Dalam sambutannya, Prof. Murtir menyampaikan pesan dari Andi Amran Sulaiman untuk menyambut baik agenda strategis ini.
“Kita memiliki potensi yang sangat besar. Dengan semangat Bhinneka Tunggal Ika, alumni UNHAS dari berbagai fakultas dapat bersatu dan tidak bercerai-berai,” ujarnya.

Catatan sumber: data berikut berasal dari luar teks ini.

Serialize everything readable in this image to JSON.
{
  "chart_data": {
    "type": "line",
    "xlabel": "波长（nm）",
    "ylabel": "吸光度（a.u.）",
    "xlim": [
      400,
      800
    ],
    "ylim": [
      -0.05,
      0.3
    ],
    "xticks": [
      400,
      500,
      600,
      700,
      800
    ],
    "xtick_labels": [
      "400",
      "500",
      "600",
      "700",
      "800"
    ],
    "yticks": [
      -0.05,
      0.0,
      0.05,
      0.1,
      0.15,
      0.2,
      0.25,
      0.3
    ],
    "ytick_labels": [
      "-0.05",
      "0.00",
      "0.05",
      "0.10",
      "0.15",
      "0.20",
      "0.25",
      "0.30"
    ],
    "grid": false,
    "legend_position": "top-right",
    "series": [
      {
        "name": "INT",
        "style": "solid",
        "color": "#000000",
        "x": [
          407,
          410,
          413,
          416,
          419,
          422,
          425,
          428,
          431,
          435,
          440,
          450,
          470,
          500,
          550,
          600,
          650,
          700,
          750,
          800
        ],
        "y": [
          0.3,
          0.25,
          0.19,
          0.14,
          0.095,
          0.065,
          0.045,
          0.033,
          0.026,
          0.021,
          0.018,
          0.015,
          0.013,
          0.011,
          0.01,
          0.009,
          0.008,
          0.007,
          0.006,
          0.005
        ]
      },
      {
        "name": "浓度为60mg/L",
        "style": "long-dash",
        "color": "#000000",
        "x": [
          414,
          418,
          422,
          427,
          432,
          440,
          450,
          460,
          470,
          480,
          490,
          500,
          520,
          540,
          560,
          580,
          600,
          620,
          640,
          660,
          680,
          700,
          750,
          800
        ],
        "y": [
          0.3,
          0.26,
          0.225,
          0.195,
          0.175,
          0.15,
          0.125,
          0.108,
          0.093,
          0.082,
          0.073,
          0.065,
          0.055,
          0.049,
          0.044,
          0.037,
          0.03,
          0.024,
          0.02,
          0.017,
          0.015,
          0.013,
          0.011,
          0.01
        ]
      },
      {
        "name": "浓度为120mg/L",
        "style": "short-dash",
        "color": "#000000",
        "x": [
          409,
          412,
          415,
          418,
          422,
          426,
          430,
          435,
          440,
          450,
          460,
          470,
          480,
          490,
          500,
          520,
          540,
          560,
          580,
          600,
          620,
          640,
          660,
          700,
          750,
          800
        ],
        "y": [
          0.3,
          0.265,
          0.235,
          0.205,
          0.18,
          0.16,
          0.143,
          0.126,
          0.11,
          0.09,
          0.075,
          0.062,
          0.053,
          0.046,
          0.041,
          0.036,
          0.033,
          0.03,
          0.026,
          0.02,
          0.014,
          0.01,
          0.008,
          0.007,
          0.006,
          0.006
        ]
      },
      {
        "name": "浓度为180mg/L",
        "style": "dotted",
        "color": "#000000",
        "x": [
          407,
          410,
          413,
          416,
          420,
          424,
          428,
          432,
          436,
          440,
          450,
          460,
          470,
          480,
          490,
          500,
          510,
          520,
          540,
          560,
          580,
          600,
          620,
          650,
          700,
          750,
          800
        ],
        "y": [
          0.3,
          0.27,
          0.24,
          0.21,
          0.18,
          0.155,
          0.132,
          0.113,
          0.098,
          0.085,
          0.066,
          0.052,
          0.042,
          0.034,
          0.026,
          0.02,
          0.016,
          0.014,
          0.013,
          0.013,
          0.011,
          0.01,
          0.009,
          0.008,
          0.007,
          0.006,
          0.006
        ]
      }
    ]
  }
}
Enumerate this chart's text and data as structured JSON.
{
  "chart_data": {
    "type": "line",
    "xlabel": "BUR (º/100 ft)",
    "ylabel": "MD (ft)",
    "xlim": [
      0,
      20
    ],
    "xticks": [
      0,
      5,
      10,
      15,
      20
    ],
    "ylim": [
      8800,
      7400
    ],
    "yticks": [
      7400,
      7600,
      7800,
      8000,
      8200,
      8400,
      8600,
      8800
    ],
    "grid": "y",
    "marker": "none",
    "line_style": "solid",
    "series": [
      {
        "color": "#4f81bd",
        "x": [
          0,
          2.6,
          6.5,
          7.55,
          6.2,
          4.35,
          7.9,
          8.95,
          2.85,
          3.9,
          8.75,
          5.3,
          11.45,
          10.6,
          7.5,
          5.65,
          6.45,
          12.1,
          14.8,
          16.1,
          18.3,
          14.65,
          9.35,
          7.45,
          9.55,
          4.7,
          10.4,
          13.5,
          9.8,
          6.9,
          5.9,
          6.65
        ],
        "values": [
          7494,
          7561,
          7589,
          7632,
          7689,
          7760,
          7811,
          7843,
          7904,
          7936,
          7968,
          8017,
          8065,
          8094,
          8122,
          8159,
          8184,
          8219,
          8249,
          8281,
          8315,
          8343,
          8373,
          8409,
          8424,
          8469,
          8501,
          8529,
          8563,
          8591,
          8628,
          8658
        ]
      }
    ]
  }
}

Ditekankan pula pentingnya peningkatan kapasitas yang sesuai dengan zaman. “Kita harus bicara tentang sekarang dan masa depan, bukan lagi membahas masa lalu. UNHAS tidak boleh hanya menjadi penonton, tetapi harus aktif menggodok terobosan-terobosan baru bagi para lulusannya,” tambahnya.
Prof. Murtir juga memaparkan capaian IKA UNHAS yang dalam tiga tahun terakhir telah go international. Saat ini, Ketua IKA UNHAS juga memimpin Himpunan Alumni Perguruan Tinggi Negeri (Himpuni) yang menaungi 60 perguruan tinggi negeri.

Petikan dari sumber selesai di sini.